The course is divided in two parts and it aims to provide a systematic exposition of the abstract measure theory , with additions on the fundamental theorem of integral calculus, and to present the definitions and first results on normed spaces, Banach and Hilbert spaces, also discussing projections and abstract Fourier series. The theory is accompanied by examples and exercises.

Lectures and exercises in the classroom.

The exam consists of a written test of not more than 2 hours (during which it is not allowed the use of notes, texts, minicomputers, ...) plus oral examination. The result of the written test is not binding to participate in the oral examination and the success of the examination, but of course it is an important element of judgment for the final evaluation.

The basics of Mathematical Analysis 1, 2 and Linear Algebra are supposed to be known.

Measure theory.
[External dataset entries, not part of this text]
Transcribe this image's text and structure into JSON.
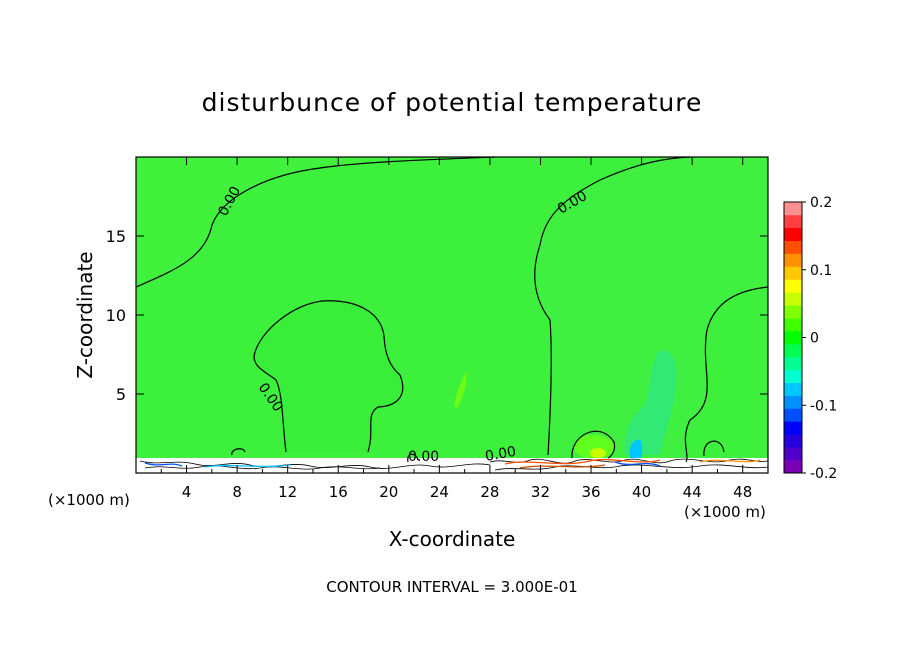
{
  "chart_data": {
    "type": "heatmap",
    "title": "disturbunce of potential temperature",
    "xlabel": "X-coordinate",
    "ylabel": "Z-coordinate",
    "x_unit_left": "(×1000 m)",
    "x_unit_right": "(×1000 m)",
    "footer": "CONTOUR INTERVAL = 3.000E-01",
    "xlim": [
      0,
      50
    ],
    "ylim": [
      0,
      20
    ],
    "x_ticks": [
      4,
      8,
      12,
      16,
      20,
      24,
      28,
      32,
      36,
      40,
      44,
      48
    ],
    "y_ticks": [
      5,
      10,
      15
    ],
    "contour_labels": [
      "0.00",
      "0.00",
      "0.00",
      "0.00",
      "0.00"
    ],
    "colorbar": {
      "min": -0.2,
      "max": 0.2,
      "tick_labels": [
        "0.2",
        "0.1",
        "0",
        "-0.1",
        "-0.2"
      ],
      "tick_values": [
        0.2,
        0.1,
        0,
        -0.1,
        -0.2
      ],
      "colors": [
        "#7a00b4",
        "#5000c8",
        "#2800dc",
        "#0000ff",
        "#0050ff",
        "#0090ff",
        "#00c8ff",
        "#00ffd0",
        "#00ff90",
        "#00ff50",
        "#00ff00",
        "#40ff00",
        "#80ff00",
        "#c8ff00",
        "#ffff00",
        "#ffc800",
        "#ff9000",
        "#ff5000",
        "#ff0000",
        "#ff4040",
        "#ff9090"
      ]
    },
    "background_value": 0
  }
}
Lebesgue measure, sigma-algebras, measures, measurable functions, Lebesgue integral, theorems of passage to the limit under the integral, almost-everywhere and quasi-uniform convergences, convergence in measure.
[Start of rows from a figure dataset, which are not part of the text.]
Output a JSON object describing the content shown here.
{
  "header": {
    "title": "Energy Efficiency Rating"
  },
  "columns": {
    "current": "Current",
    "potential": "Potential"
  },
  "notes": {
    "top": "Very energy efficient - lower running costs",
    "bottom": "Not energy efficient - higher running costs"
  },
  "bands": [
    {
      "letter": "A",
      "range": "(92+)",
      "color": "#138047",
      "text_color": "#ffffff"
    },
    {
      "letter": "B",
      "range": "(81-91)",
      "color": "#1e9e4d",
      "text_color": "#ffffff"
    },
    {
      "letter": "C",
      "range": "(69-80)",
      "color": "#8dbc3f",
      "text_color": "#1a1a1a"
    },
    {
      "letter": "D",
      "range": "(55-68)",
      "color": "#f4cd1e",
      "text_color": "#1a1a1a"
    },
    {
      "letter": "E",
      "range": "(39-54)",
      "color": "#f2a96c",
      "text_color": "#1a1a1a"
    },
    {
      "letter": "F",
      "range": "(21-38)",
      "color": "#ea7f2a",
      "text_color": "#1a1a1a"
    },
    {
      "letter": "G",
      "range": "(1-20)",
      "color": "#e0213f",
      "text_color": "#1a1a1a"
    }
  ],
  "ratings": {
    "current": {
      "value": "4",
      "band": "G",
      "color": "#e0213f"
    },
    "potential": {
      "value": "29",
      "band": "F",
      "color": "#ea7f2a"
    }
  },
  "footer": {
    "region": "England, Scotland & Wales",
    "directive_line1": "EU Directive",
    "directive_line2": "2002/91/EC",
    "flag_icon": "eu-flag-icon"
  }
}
Product measures, Fubini and Tonelli theorems. Real measures, Hahn decomposition, absolutely continuous measures, Radon-Nikodym theorem, functions of bounded variation, absolutely continuous functions and the fundamental theorem of calculus.

Normed spaces and Banach spaces: foundations of the theory. Subspaces. Linear continuous operators. Dual space. Numerous examples. L^p spaces with their properties: The Young, Hölder, Minkowski inequalities. Completeness.

Hilbert spaces, Riesz and projections theorems. Fourier series: decomposition theorems, complete orthonormal systems, Riesz-Fisher theorem. Fourier series in L ^ 2_T and completeness of the system exp (ikT). Convolutions with trigonometric polynomials and Fejer kernels.

G. Gilardi: Analisi 3, McGraw-Hill,
H. Brezis: Functional Analysis, Springer.